Lustre is capable of striping files across OSTs (Object Storage Targets); the default setting is not to stripe files.  For users with large files where higher single file bandwidth would be helpful, a directory may be set to have files in that directory default to multi-OST striping; stripes of 2 or 4 would be most useful for file sizes of 10-100 GB.   This should only be used for applications capable of reading or writing at > 500 MB/s.  If you intend to run many copies of an application at once, striping should NOT be used or total performance will in fact decrease due to increased head thrashing.

To see striping information, use the lfs getstripe command for a file, directory, or filesystem; to configure, use lfs setstripe  Parameters include stripe size, count, and offset index from the first OST. For example, the command setstripe -s 2M  -c 4  -i -1 mydir would set all files in the directory to 2 megabyte stripes over 4 OSTs; an index offset of -1 will use all available OSTs. 

Lustre lfs Command

https://build.hpdd.intel.com/job/lustre-manual/lastSuccessfulBuild/artif...

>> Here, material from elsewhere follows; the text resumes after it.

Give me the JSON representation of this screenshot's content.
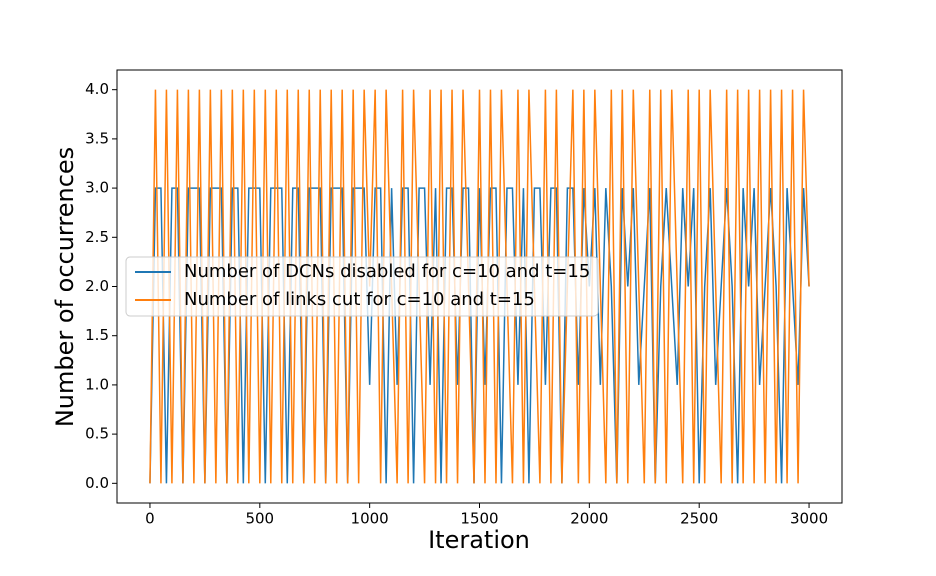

The Lustre filesystem command lfs has several useful equivalents of oft-used Linux commands, that are faster than their counterparts and avoid hangs if parts of the Lustre filesystem are unavailable:

> lfs df -hl
   to get information about disks full

> lfs df -h -p lustre2.production
   to get information about disks full in the production pool

>lfs quota -gh halld /lustre
   to get quota information in a human readable format

> lfs find

> lfs ls

Problematic Lustre files - unlink command

Infrequently, a file in Lustre is problematic if there is an issue with the underlying storage.  In this case, a file may appear with ???? , or report "Transport endpoint failure" or permission denied error.  In this case, if the file cannot be accessed permantently, the unlink command can be used to remove the file, thus allowing jcache or jget to retrieve it from tape if it exists there, or to be recreated.